Ko Thap
- Tha-le Waek, at low tide, tourists walking on the sand connecting Koh Tub, Koh Mor, and Koh Ka.
- Interactive map of Ko Thap

Geography
- Location: Strait of Malacca
- Coordinates: 7°57′40″N 98°48′36″E﻿ / ﻿7.961°N 98.81°E
- Archipelago: Poda Islands
- Area: 0.022 km^{2} (0.0085 sq mi)

Administration
- Thailand
- Province: Krabi
- District: Mueang Krabi
- Tambon: Ao Nang

Additional information
- Time zone: ICT (UTC+7);

= Ko Thap =

Island in Thailand

Ko Thap (เกาะทับ, "Thap Island", sometimes spelled Tub) is an island in Krabi Province, Thailand.
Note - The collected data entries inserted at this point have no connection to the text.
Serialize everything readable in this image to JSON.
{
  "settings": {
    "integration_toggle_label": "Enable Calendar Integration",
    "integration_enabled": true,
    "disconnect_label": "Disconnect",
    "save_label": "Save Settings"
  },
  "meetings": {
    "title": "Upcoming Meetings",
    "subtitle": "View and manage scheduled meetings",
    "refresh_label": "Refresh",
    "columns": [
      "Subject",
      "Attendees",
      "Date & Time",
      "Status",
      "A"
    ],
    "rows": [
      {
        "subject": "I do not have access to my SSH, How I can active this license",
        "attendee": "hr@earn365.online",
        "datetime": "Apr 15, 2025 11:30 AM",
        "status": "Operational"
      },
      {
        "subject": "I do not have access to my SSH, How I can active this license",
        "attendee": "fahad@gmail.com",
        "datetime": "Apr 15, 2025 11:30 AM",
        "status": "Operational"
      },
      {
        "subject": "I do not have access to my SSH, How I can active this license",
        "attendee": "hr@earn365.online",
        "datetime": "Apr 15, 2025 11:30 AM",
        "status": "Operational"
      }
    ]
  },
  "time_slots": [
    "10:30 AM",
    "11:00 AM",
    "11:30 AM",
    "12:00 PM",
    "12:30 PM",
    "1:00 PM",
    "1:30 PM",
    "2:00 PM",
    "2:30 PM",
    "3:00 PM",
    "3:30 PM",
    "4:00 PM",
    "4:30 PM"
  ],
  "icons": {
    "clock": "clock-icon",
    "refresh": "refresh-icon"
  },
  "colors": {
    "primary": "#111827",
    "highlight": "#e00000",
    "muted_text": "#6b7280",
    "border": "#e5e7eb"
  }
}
This island is a member of the Poda Archipelago, which is composed of Poda Island, Tub Island, Mor Island and Kai Island. Locals refer to Tab Island as Koh Tub.

== Activities ==
Aside from having beaches, a coral reef surrounds the area, which has attracted snorkeling and other outdoor activities.

==Separated Sea ==
At low tide, the three islands link together, forming a "Tha-le Waek" (Separated sea). Tourists can walk across the beach to all of the islands.